Pour la présentation de son premier budget Justice devant la commission des lois du Sénat, Didier Migaud s’est démarqué de son prédécesseur qui aimait employer le terme « historique » pour qualifier la hausse des crédits de son ministère. A l’origine, le projet de loi de finances pour 2025 prévoyait une simple hausse de 100 millions par rapport à l’exercice précédent, mais en baisse de près de 500 millions d’euros par rapport aux objectifs de la loi de programmation 2023-2027. « J’ai demandé au Premier ministre qu’il puisse arbitrer un ajustement à la hausse pour le ministère de la Justice […] Il est de 250 millions d’euros, ce qui nous permet de respecter les engagements qui ont été pris en termes d’effectifs […] les protocoles passés en termes de rémunération […] entre 2024 et 2025, les crédits vont augmenter de 358 millions d’euros, soit une hausse de 3,5 % », a-t-il indiqué.
Alors que la loi de programmation prévoit de porter en 2027 le budget de la Justice à près de 11 milliards d’euros avec notamment l’embauche en cinq ans de 10 000 personnes, dont 1 500 magistrats et 1 800 greffiers, l’exercice de 2025 le porte à 10,5 milliards.
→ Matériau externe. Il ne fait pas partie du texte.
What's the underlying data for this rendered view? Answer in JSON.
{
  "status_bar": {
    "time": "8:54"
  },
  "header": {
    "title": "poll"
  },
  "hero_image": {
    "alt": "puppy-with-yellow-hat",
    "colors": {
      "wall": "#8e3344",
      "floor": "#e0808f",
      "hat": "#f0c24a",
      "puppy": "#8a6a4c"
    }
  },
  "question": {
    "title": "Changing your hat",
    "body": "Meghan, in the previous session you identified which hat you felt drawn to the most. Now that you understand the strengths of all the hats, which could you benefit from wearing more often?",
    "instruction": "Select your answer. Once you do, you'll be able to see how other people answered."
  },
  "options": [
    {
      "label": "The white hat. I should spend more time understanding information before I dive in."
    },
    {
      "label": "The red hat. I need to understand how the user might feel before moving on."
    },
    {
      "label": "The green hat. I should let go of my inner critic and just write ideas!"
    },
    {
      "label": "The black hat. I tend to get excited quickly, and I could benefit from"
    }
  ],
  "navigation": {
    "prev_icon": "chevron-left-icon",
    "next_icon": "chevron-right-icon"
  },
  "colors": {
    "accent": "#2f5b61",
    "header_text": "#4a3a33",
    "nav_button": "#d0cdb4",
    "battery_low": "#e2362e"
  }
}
L’année prochaine, 970 emplois supplémentaires seront créés dans le champ judiciaire, avec 343 magistrats, 320 greffiers et 307 attachés de justice. Dans le champ pénitentiaire, ce sont 528 emplois supplémentaires et 45 au sein de la Protection judiciaire de la jeunesse.
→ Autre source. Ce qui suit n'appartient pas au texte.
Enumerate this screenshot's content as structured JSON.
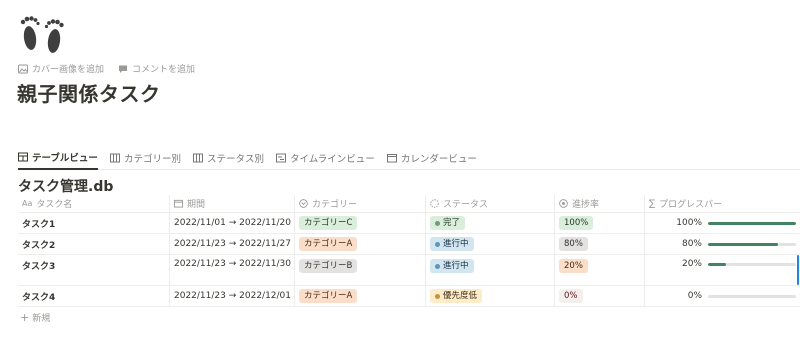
{
  "page": {
    "icon": "footprints-icon",
    "actions": {
      "add_cover": "カバー画像を追加",
      "add_comment": "コメントを追加"
    },
    "title": "親子関係タスク"
  },
  "views": [
    {
      "label": "テーブルビュー",
      "icon": "table-icon",
      "active": true
    },
    {
      "label": "カテゴリー別",
      "icon": "board-icon",
      "active": false
    },
    {
      "label": "ステータス別",
      "icon": "board-icon",
      "active": false
    },
    {
      "label": "タイムラインビュー",
      "icon": "timeline-icon",
      "active": false
    },
    {
      "label": "カレンダービュー",
      "icon": "calendar-icon",
      "active": false
    }
  ],
  "database": {
    "title": "タスク管理.db",
    "columns": [
      {
        "label": "タスク名",
        "icon": "text-aa-icon"
      },
      {
        "label": "期間",
        "icon": "calendar-icon"
      },
      {
        "label": "カテゴリー",
        "icon": "select-icon"
      },
      {
        "label": "ステータス",
        "icon": "status-icon"
      },
      {
        "label": "進捗率",
        "icon": "formula-icon"
      },
      {
        "label": "プログレスバー",
        "icon": "sigma-icon"
      }
    ],
    "rows": [
      {
        "name": "タスク1",
        "period": "2022/11/01 → 2022/11/20",
        "category": "カテゴリーC",
        "status": "完了",
        "progress_rate": "100%",
        "progress": 1.0,
        "progress_label": "100%"
      },
      {
        "name": "タスク2",
        "period": "2022/11/23 → 2022/11/27",
        "category": "カテゴリーA",
        "status": "進行中",
        "progress_rate": "80%",
        "progress": 0.8,
        "progress_label": "80%"
      },
      {
        "name": "タスク3",
        "period": "2022/11/23 → 2022/11/30",
        "category": "カテゴリーB",
        "status": "進行中",
        "progress_rate": "20%",
        "progress": 0.2,
        "progress_label": "20%"
      },
      {
        "name": "タスク4",
        "period": "2022/11/23 → 2022/12/01",
        "category": "カテゴリーA",
        "status": "優先度低",
        "progress_rate": "0%",
        "progress": 0.0,
        "progress_label": "0%"
      }
    ],
    "new_label": "新規"
  },
  "colors": {
    "category": {
      "カテゴリーC": {
        "bg": "#dbeddb",
        "fg": "#1c3829"
      },
      "カテゴリーA": {
        "bg": "#fadec9",
        "fg": "#49290e"
      },
      "カテゴリーB": {
        "bg": "#e3e2e0",
        "fg": "#32302c"
      }
    },
    "status": {
      "完了": {
        "bg": "#dbeddb",
        "fg": "#1c3829",
        "dot": "#6c9b7d"
      },
      "進行中": {
        "bg": "#d3e5ef",
        "fg": "#183347",
        "dot": "#5b97bd"
      },
      "優先度低": {
        "bg": "#fdecc8",
        "fg": "#402c1b",
        "dot": "#c29343"
      }
    },
    "rate": {
      "100%": {
        "bg": "#dbeddb",
        "fg": "#1c3829"
      },
      "80%": {
        "bg": "#e3e2e0",
        "fg": "#32302c"
      },
      "20%": {
        "bg": "#fadec9",
        "fg": "#49290e"
      },
      "0%": {
        "bg": "#f4eeee",
        "fg": "#5d1715"
      }
    },
    "progress_fill": "#448361"
  }
}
« La réalisation du plan est très en retard »
Comme il l’avait indiqué la semaine dernière, Didier Migaud a confirmé que le calendrier du plan 15 000 places de prison supplémentaires d’ici 2027 ne sera pas respecté. « La réalisation du plan est très en retard. Moins d’un tiers est réalisé et 42 % le sera d’ici 2027, si tout se passe bien. C’est de l’ordre 6 421 places au lieu des 15 000 », a-t-il rappelé. Le ministre a cité des « aléas techniques et environnementaux », « des tensions générées sur des délais d’approvisionnement », mais aussi les réticences des élus locaux de voir s’installer des établissements pénitentiaires sur leur commune. « Il est très difficile de convaincre les élus de nous laisser bâtir un établissement pénitentiaire sur leur territoire. Le temps est venu d’une prise de conscience de chacun si nous voulons que ce plan se réalise », a-t-il appelé. « Le plan ne pourra désormais pas être réalisé avant 2029 dans le meilleur des cas et suppose des efforts substantiels dans les prochaines années », a-t-il prévenu.
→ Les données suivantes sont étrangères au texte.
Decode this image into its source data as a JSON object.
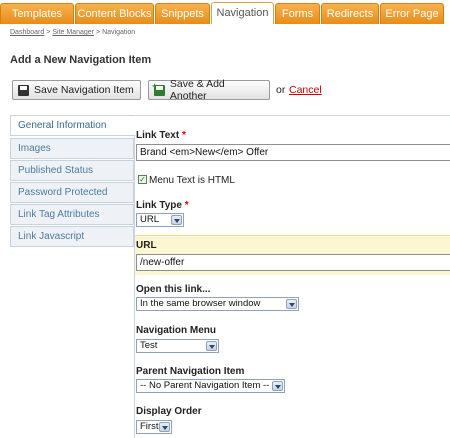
{
  "tabs": [
    {
      "label": "Templates"
    },
    {
      "label": "Content Blocks"
    },
    {
      "label": "Snippets"
    },
    {
      "label": "Navigation"
    },
    {
      "label": "Forms"
    },
    {
      "label": "Redirects"
    },
    {
      "label": "Error Page"
    }
  ],
  "active_tab": "Navigation",
  "breadcrumb": {
    "items": [
      "Dashboard",
      "Site Manager",
      "Navigation"
    ],
    "separator": ">"
  },
  "page_title": "Add a New Navigation Item",
  "actions": {
    "save_label": "Save Navigation Item",
    "save_add_label": "Save & Add Another",
    "or_text": "or",
    "cancel_label": "Cancel"
  },
  "sidebar": {
    "items": [
      {
        "label": "General Information",
        "active": true
      },
      {
        "label": "Images"
      },
      {
        "label": "Published Status"
      },
      {
        "label": "Password Protected"
      },
      {
        "label": "Link Tag Attributes"
      },
      {
        "label": "Link Javascript"
      }
    ]
  },
  "form": {
    "link_text": {
      "label": "Link Text",
      "required_mark": "*",
      "value": "Brand <em>New</em> Offer"
    },
    "menu_text_html": {
      "label": "Menu Text is HTML",
      "checked": true
    },
    "link_type": {
      "label": "Link Type",
      "required_mark": "*",
      "value": "URL"
    },
    "url": {
      "label": "URL",
      "value": "/new-offer"
    },
    "open_link": {
      "label": "Open this link...",
      "value": "In the same browser window"
    },
    "nav_menu": {
      "label": "Navigation Menu",
      "value": "Test"
    },
    "parent_item": {
      "label": "Parent Navigation Item",
      "value": "-- No Parent Navigation Item --"
    },
    "display_order": {
      "label": "Display Order",
      "value": "First"
    }
  },
  "colors": {
    "tab_orange": "#e88c1b",
    "sidebar_text": "#4d7aa0",
    "url_highlight": "#fdf6d3",
    "cancel_red": "#cc0000",
    "required_red": "#dd0000"
  }
}
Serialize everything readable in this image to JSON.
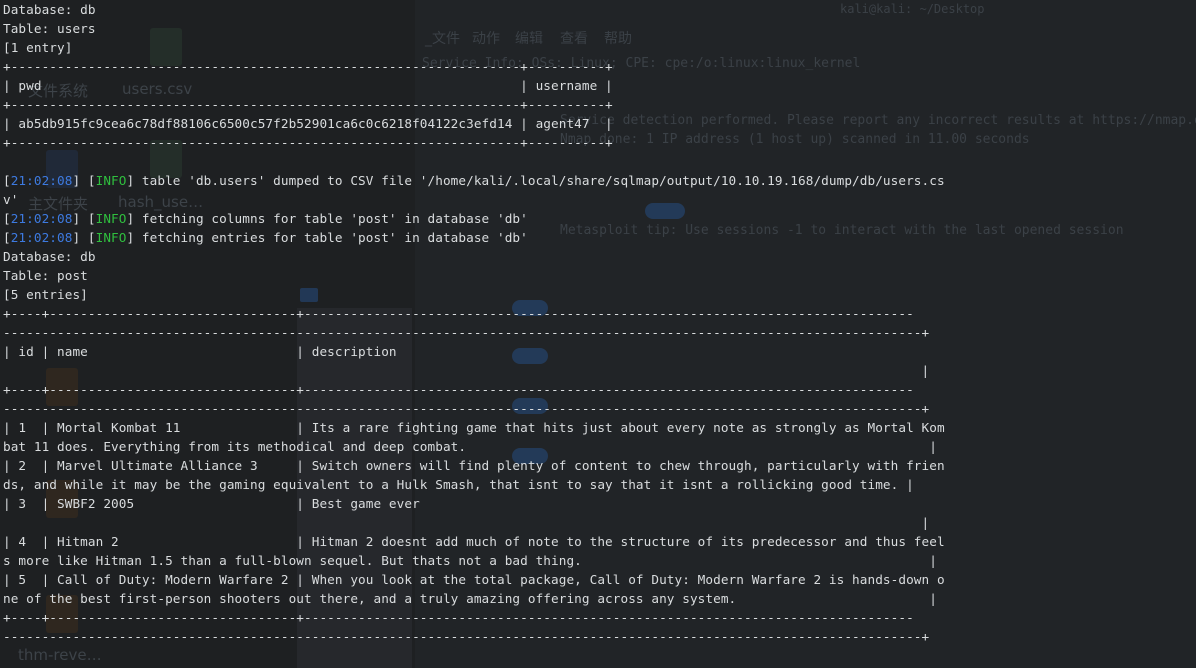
{
  "background": {
    "desktop_icons": [
      {
        "label": "文件系统"
      },
      {
        "label": "users.csv"
      },
      {
        "label": "主文件夹"
      },
      {
        "label": "hash_use…"
      },
      {
        "label": "thm-reve…"
      }
    ],
    "menu": [
      "_文件",
      "动作",
      "编辑",
      "查看",
      "帮助"
    ],
    "window_title": "kali@kali: ~/Desktop",
    "lines": [
      "Service Info: OSs: Linux; CPE: cpe:/o:linux:linux_kernel",
      "Service detection performed. Please report any incorrect results at https://nmap.org/submit/ .",
      "Nmap done: 1 IP address (1 host up) scanned in 11.00 seconds",
      "Metasploit tip: Use sessions -1 to interact with the last opened session"
    ]
  },
  "terminal": {
    "lines": [
      {
        "segments": [
          {
            "text": "Database: db"
          }
        ]
      },
      {
        "segments": [
          {
            "text": "Table: users"
          }
        ]
      },
      {
        "segments": [
          {
            "text": "[1 entry]"
          }
        ]
      },
      {
        "segments": [
          {
            "text": "+------------------------------------------------------------------+----------+"
          }
        ]
      },
      {
        "segments": [
          {
            "text": "| pwd                                                              | username |"
          }
        ]
      },
      {
        "segments": [
          {
            "text": "+------------------------------------------------------------------+----------+"
          }
        ]
      },
      {
        "segments": [
          {
            "text": "| ab5db915fc9cea6c78df88106c6500c57f2b52901ca6c0c6218f04122c3efd14 | agent47  |"
          }
        ]
      },
      {
        "segments": [
          {
            "text": "+------------------------------------------------------------------+----------+"
          }
        ]
      },
      {
        "segments": [
          {
            "text": ""
          }
        ]
      },
      {
        "segments": [
          {
            "text": "[",
            "cls": "dim"
          },
          {
            "text": "21:02:08",
            "cls": "ts"
          },
          {
            "text": "] [",
            "cls": "dim"
          },
          {
            "text": "INFO",
            "cls": "info"
          },
          {
            "text": "] table 'db.users' dumped to CSV file '/home/kali/.local/share/sqlmap/output/10.10.19.168/dump/db/users.cs",
            "cls": "dim"
          }
        ]
      },
      {
        "segments": [
          {
            "text": "v'"
          }
        ]
      },
      {
        "segments": [
          {
            "text": "[",
            "cls": "dim"
          },
          {
            "text": "21:02:08",
            "cls": "ts"
          },
          {
            "text": "] [",
            "cls": "dim"
          },
          {
            "text": "INFO",
            "cls": "info"
          },
          {
            "text": "] fetching columns for table 'post' in database 'db'",
            "cls": "dim"
          }
        ]
      },
      {
        "segments": [
          {
            "text": "[",
            "cls": "dim"
          },
          {
            "text": "21:02:08",
            "cls": "ts"
          },
          {
            "text": "] [",
            "cls": "dim"
          },
          {
            "text": "INFO",
            "cls": "info"
          },
          {
            "text": "] fetching entries for table 'post' in database 'db'",
            "cls": "dim"
          }
        ]
      },
      {
        "segments": [
          {
            "text": "Database: db"
          }
        ]
      },
      {
        "segments": [
          {
            "text": "Table: post"
          }
        ]
      },
      {
        "segments": [
          {
            "text": "[5 entries]"
          }
        ]
      },
      {
        "segments": [
          {
            "text": "+----+--------------------------------+-------------------------------------------------------------------------------"
          }
        ]
      },
      {
        "segments": [
          {
            "text": "-----------------------------------------------------------------------------------------------------------------------+"
          }
        ]
      },
      {
        "segments": [
          {
            "text": "| id | name                           | description"
          }
        ]
      },
      {
        "segments": [
          {
            "text": "                                                                                                                       |"
          }
        ]
      },
      {
        "segments": [
          {
            "text": "+----+--------------------------------+-------------------------------------------------------------------------------"
          }
        ]
      },
      {
        "segments": [
          {
            "text": "-----------------------------------------------------------------------------------------------------------------------+"
          }
        ]
      },
      {
        "segments": [
          {
            "text": "| 1  | Mortal Kombat 11               | Its a rare fighting game that hits just about every note as strongly as Mortal Kom"
          }
        ]
      },
      {
        "segments": [
          {
            "text": "bat 11 does. Everything from its methodical and deep combat.                                                            |"
          }
        ]
      },
      {
        "segments": [
          {
            "text": "| 2  | Marvel Ultimate Alliance 3     | Switch owners will find plenty of content to chew through, particularly with frien"
          }
        ]
      },
      {
        "segments": [
          {
            "text": "ds, and while it may be the gaming equivalent to a Hulk Smash, that isnt to say that it isnt a rollicking good time. |"
          }
        ]
      },
      {
        "segments": [
          {
            "text": "| 3  | SWBF2 2005                     | Best game ever"
          }
        ]
      },
      {
        "segments": [
          {
            "text": "                                                                                                                       |"
          }
        ]
      },
      {
        "segments": [
          {
            "text": "| 4  | Hitman 2                       | Hitman 2 doesnt add much of note to the structure of its predecessor and thus feel"
          }
        ]
      },
      {
        "segments": [
          {
            "text": "s more like Hitman 1.5 than a full-blown sequel. But thats not a bad thing.                                             |"
          }
        ]
      },
      {
        "segments": [
          {
            "text": "| 5  | Call of Duty: Modern Warfare 2 | When you look at the total package, Call of Duty: Modern Warfare 2 is hands-down o"
          }
        ]
      },
      {
        "segments": [
          {
            "text": "ne of the best first-person shooters out there, and a truly amazing offering across any system.                         |"
          }
        ]
      },
      {
        "segments": [
          {
            "text": "+----+--------------------------------+-------------------------------------------------------------------------------"
          }
        ]
      },
      {
        "segments": [
          {
            "text": "-----------------------------------------------------------------------------------------------------------------------+"
          }
        ]
      }
    ]
  }
}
Le garde des Sceaux va même plus loin en reprenant l’analyse de la direction du budget qui considère que la soutenabilité budgétaire de « ces opérations n’est pas assurée ». « Au-delà de 2025, ce plan 15 000 n’était pas financé ».
C’est pourquoi, Didier Migaud propose des solutions « d’accélération juridique », « des solutions de type modulaire qui permettent d’être réalisées très rapidement et à des coûts moindres ». « Que l’on réfléchisse à d’autres solutions et pas seulement à un type unique de prison. Nous avons une population diversifiée au niveau de nos 80 000 détenus ».
Narcotrafic : « Il y a urgence à organiser quelques-unes de nos prisons pour isoler davantage ces condamnés »
Quelques semaines après l’annonce du plan contre la criminalité et la surpopulation carcérale, Didier Migaud reconnaît que pour mettre en place « de nouveau quartiers sécurisés et d’isolement, il aura besoin « de moyens supplémentaires par rapport au budget tel que présenté aujourd’hui ». « Je trouve que c’est important parce qu’il y a urgence à organiser quelques-unes de nos prisons pour isoler davantage ces condamnés. C’est inacceptable qu’ils puissent continuer leur trafic et commanditer des meurtres ».
Didier Migaud précise que les quartiers d’isolement sont déjà occupés par des détenus radicalisés « donc il faut qu’on puisse créer de nouveaux quartiers ».
En ce qui concerne les moyens dédiés au nouveau parquet national anticriminalité, une partie des nouveaux effectifs du champ judiciaire y seront affectés.
Enfin interrogé par le sénateur LR de Nouvelle-Calédonie, Georges Naturel sur le projet de construction d’une nouvelle prison à Nouméa d’ici 2032. « Je suis conscient de l’état de la prison actuelle qui est indigne et fait honte. Il est nécessaire de construire une nouvelle prison. Un engagement a été pris mais pour l’instant, ce n’est pas financé », a-t-il, là encore, reconnu.